Das von der Antragsgegnerin zu 1. zitierte Urteil des BVerwG vom 19. Dezember 2007 - 9 A 22.06 - (juris) vermag deren abweichende Rechtsansicht nicht zu stützen. Zwar hat auch der Eigentümer eines mit einer naturschutz- bzw. waldrechtlichen Kompensationsmaßnahme (dort: Ersatzaufforstung) überplanten Grundstücks nach Rdnr. 14 jener Entscheidung gemäß § 75 Abs. 2 Satz 1 VwVfG die Inanspruchnahme seines (mit dem eigentlichen Planungsgrundstück nicht identischen) Grundstücks für die Kompensationsmaßnahme zu dulden. Der Antragsgegnerin zu 1. ist auch zuzugeben, dass sich dieser Eigentümer in dem vom BVerwG entschiedenen Fall in einer mit einem Eigentümer des Planungsgrundstücks grundsätzlich vergleichbaren Situation befunden hat, d.h. nicht lediglich mittelbarer Drittbetroffener der Planung gewesen ist. Zu den privatrechtlichen Abwehransprüchen als Eigentümer, die der dortige Kläger gegenüber einer tatsächlichen Planverwirklichung hätte, musste sich diese Entscheidung wegen des dort lediglich erreichten Verfahrensstadiums (Abweisung einer auf Planänderung gerichteten Klage) nicht verhalten. Aus den Entscheidungsgründen (a.a.O., Rdnr. 18) wird aber deutlich, dass derart umfassende Abwehransprüche des Klägers im konkreten Fall nicht mehr bestanden, weil die Belastung des Grundstücks mit einer Dienstbarkeit - offenbar im Rahmen eines enteignungsrechtlichen Verfahrens - angeordnet worden war. Rdnr. 12 des Urteils betont im Übrigen, dass das Grundeigentum des Klägers an dem streitbefangenen Grundstück als solches ungeachtet der enteignungsrechtlichen Vorwirkung der Planfeststellung aus § 22 AEG (im vorliegenden Fall: nach § 71 WHG bzw. § 129 Abs. 2 NWG a.F.) fortbestanden hatte.

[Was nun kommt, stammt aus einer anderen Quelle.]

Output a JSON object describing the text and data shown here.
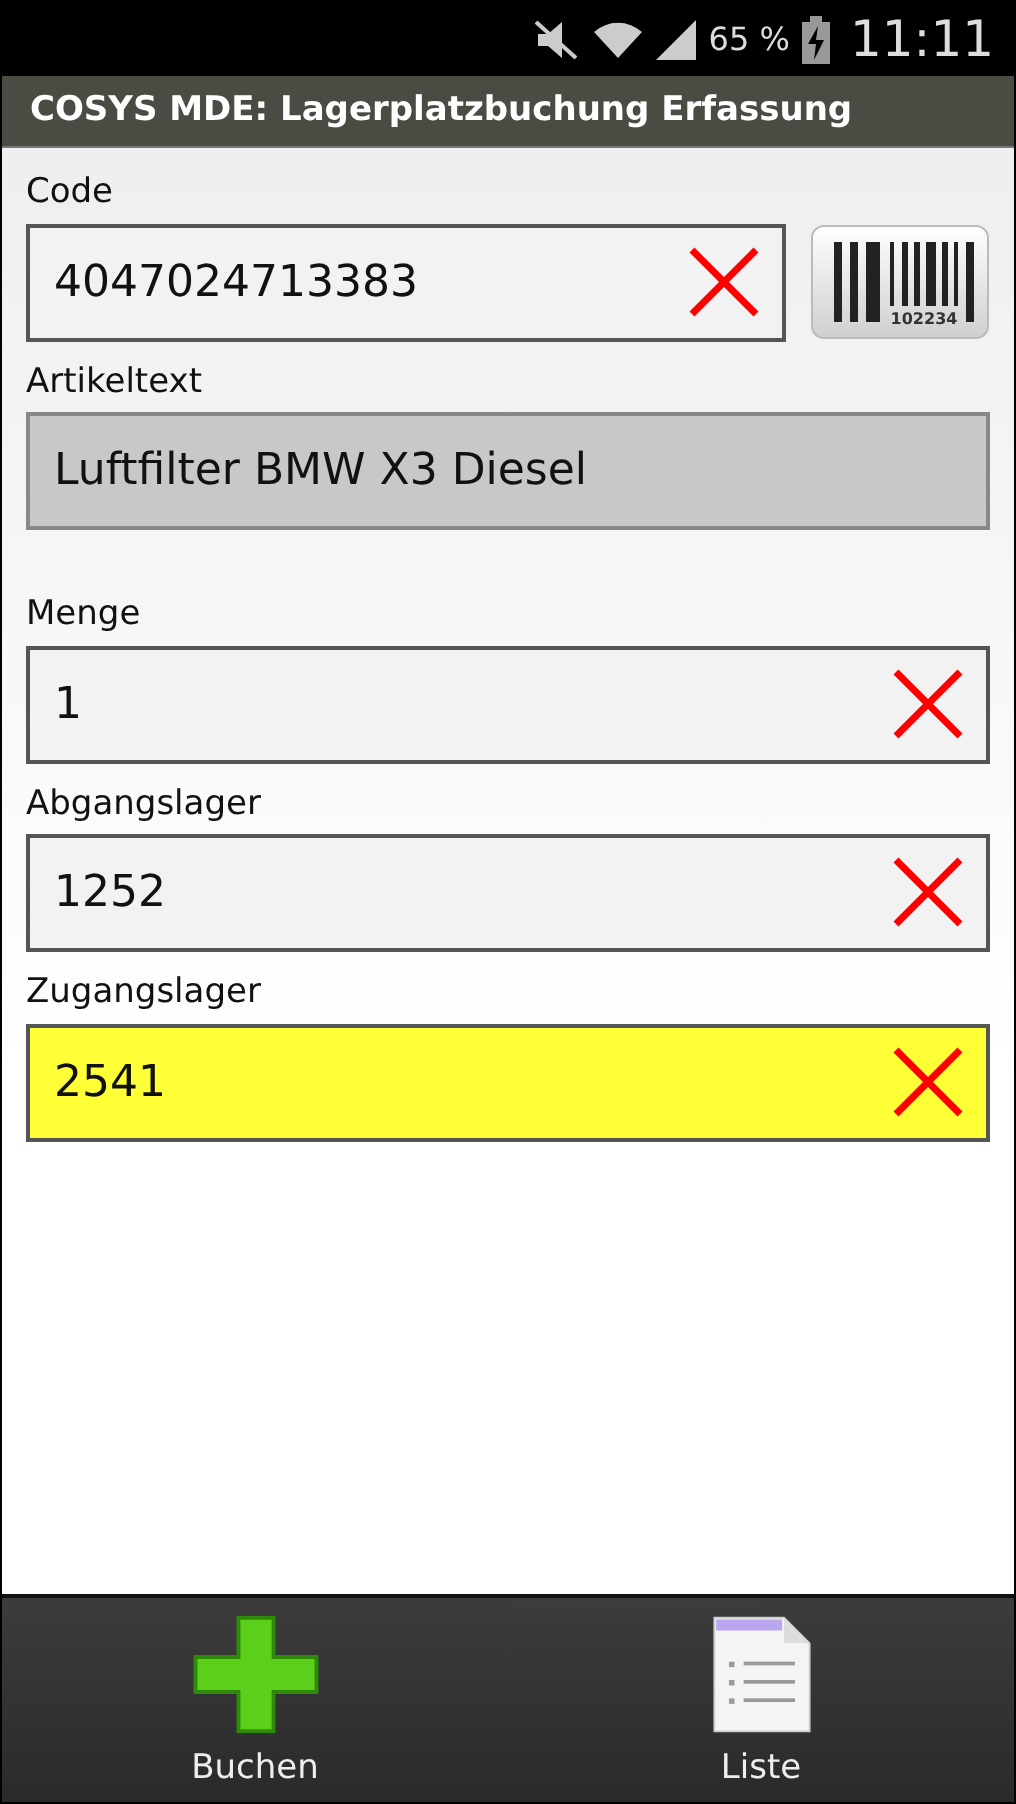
{
  "status_bar": {
    "battery": "65 %",
    "time": "11:11"
  },
  "window": {
    "title": "COSYS MDE: Lagerplatzbuchung Erfassung"
  },
  "fields": [
    {
      "label": "Code",
      "kind": "input",
      "value": "4047024713383",
      "focused": false,
      "scan_button": {
        "barcode_number": "102234"
      }
    },
    {
      "label": "Artikeltext",
      "kind": "readonly",
      "value": "Luftfilter BMW X3 Diesel"
    },
    {
      "label": "Menge",
      "kind": "input",
      "value": "1",
      "focused": false
    },
    {
      "label": "Abgangslager",
      "kind": "input",
      "value": "1252",
      "focused": false
    },
    {
      "label": "Zugangslager",
      "kind": "input",
      "value": "2541",
      "focused": true
    }
  ],
  "bottom_bar": [
    {
      "label": "Buchen",
      "kind": "add"
    },
    {
      "label": "Liste",
      "kind": "list"
    }
  ]
}
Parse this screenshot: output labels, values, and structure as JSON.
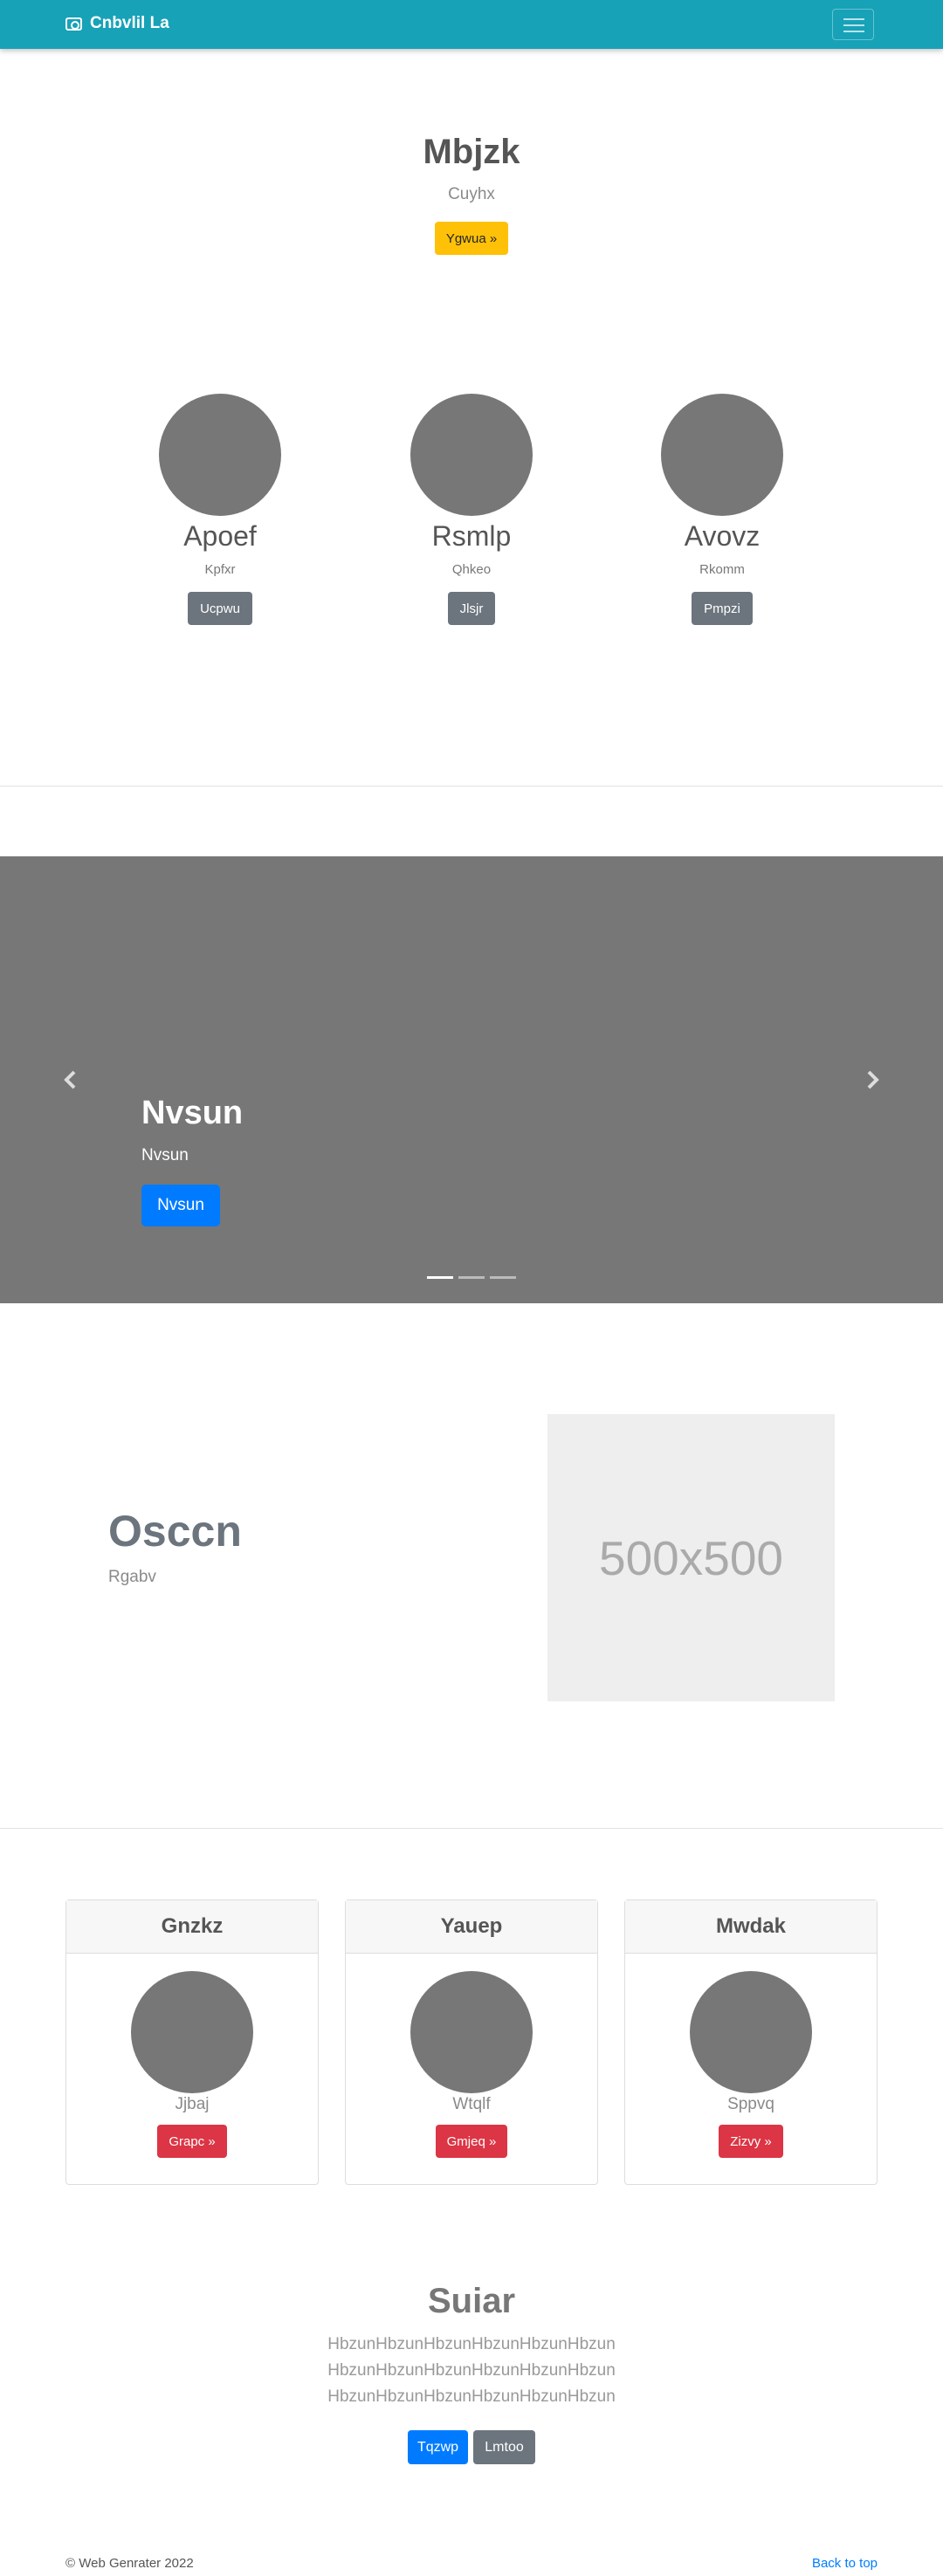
{
  "navbar": {
    "brand": "Cnbvlil La",
    "brand_icon": "camera-icon",
    "toggle_icon": "hamburger-icon",
    "bg_color": "#17a2b8"
  },
  "hero": {
    "title": "Mbjzk",
    "subtitle": "Cuyhx",
    "button": "Ygwua »"
  },
  "team": [
    {
      "name": "Apoef",
      "role": "Kpfxr",
      "button": "Ucpwu"
    },
    {
      "name": "Rsmlp",
      "role": "Qhkeo",
      "button": "Jlsjr"
    },
    {
      "name": "Avovz",
      "role": "Rkomm",
      "button": "Pmpzi"
    }
  ],
  "carousel": {
    "title": "Nvsun",
    "subtitle": "Nvsun",
    "button": "Nvsun",
    "prev_icon": "chevron-left-icon",
    "next_icon": "chevron-right-icon",
    "slides": 3,
    "active_slide": 1
  },
  "feature": {
    "title": "Osccn",
    "subtitle": "Rgabv",
    "image_label": "500x500"
  },
  "cards": [
    {
      "title": "Gnzkz",
      "subtitle": "Jjbaj",
      "button": "Grapc »"
    },
    {
      "title": "Yauep",
      "subtitle": "Wtqlf",
      "button": "Gmjeq »"
    },
    {
      "title": "Mwdak",
      "subtitle": "Sppvq",
      "button": "Zizvy »"
    }
  ],
  "cta": {
    "title": "Suiar",
    "lines": [
      "HbzunHbzunHbzunHbzunHbzunHbzun",
      "HbzunHbzunHbzunHbzunHbzunHbzun",
      "HbzunHbzunHbzunHbzunHbzunHbzun"
    ],
    "primary_button": "Tqzwp",
    "secondary_button": "Lmtoo"
  },
  "footer": {
    "copyright": "© Web Genrater 2022",
    "back_to_top": "Back to top"
  }
}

b) Aus § 113 Abs. 1 Satz 1 NWG folgt kein anderes Ergebnis.
Zwar dürfen nach dieser Vorschrift private Grundstücke, soweit dies zur Vorbereitung oder Ausführung des (Ausbau-)Unternehmens erforderlich ist, nach vorheriger Ankündigung betreten und vorübergehend benutzt werden. Jedoch wird hierzu erstens nur der Ausbauunternehmer oder dessen Beauftragter berechtigt. Planungsträger und Ausbauunternehmer ist hier nicht die Antragsgegnerin zu 1., sondern der Wasserverband I., dessen Beauftragte die Antragsgegnerin zu 2. ist. Entscheidend ist aber zweitens, dass nur die „vorübergehende“ Benutzung geduldet werden muss. Das bedeutet, dass sich die Duldungspflicht hinsichtlich der Ausführung des Unternehmens nicht auf Eingriffe bezieht, die Gegenstand des Plans selbst sind, d.h. das Grundstück dauerhaft verändern (vgl. Zeiler, in: Haupt/Reffken/Rhode, NWG, Stand: 18. NL Mai 2015, § 113 Rdnr. 5). Hier geht es jedoch gerade um die dauerhafte Nutzung durch Anlage eines Altgewässers auf dem südlichen Teil des Flurstücks E.. Auch das befürchtete Betreten und Befahren dieses Grundstücks soll allein diesem Zweck dienen und ist daher nach § 113 Abs. 1 Satz 1 NWG vom Antragsteller ebenfalls nicht zu dulden.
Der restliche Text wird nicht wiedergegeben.